Companies: Accrol Group Holdings plc
Surprising news from the Accrol camp today with the release of a disconcerting trading update outlining the difficulties the toilet paper company is facing.
Accrol (AIM: ACRL), who IPO'd in June last year, has suspended trading of its shares this morning "pending clarification of its financial circumstances."
The Lancashire-based soft tissue manufacturer said it is facing a number of challenges, including increasing input costs, delays in materialisation from product price hikes, and higher than anticipated operational change costs.
These woes have been further reinforced by a Health and Safety incident in May 2016, which...
"May now result in a more significant fine being imposed by the Health and Safety Executive (HSE) than was previously anticipated...Any resulting fine may have a material impact on the Company's cash position."

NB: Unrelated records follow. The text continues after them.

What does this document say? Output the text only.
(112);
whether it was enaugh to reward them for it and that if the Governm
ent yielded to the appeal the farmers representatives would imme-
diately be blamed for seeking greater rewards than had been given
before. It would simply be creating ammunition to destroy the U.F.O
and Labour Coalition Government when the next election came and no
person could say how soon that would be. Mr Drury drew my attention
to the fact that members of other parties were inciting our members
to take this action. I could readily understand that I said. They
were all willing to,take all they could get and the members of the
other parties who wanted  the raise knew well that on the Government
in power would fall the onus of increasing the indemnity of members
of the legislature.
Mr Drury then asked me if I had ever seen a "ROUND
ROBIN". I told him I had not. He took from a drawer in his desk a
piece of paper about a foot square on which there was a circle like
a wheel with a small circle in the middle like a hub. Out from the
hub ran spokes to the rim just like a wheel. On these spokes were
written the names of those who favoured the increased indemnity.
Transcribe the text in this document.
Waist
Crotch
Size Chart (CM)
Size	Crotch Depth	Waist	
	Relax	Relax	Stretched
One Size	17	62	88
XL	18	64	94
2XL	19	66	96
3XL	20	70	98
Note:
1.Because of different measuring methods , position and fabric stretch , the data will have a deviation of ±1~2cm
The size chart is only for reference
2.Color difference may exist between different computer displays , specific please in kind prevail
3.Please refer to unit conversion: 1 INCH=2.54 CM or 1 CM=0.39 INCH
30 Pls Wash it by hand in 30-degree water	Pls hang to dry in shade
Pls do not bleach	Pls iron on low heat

Management went on to say that this will impact their full-year performance, noting:
"The Board now anticipates that earnings will be significantly below existing market forecasts for the current financial year, and as a consequence net debt will be correspondingly higher at year end."
The Group's corporate broker Liberum released a note on the situation, clearly frustrated by the news:
"In a very disappointing and rather unforeseen set of circumstances, we are putting our forecasts and recommendation under review."
Yesterday's closing share price of 132p represents a 20% increase from its IPO price in June 2016 but is below the all-time high of 165p in May this year. Prior to the suspension of trading, ACRL traded at a PE ratio of 10x, well below the industry average of 19x, and had a market cap of £129m.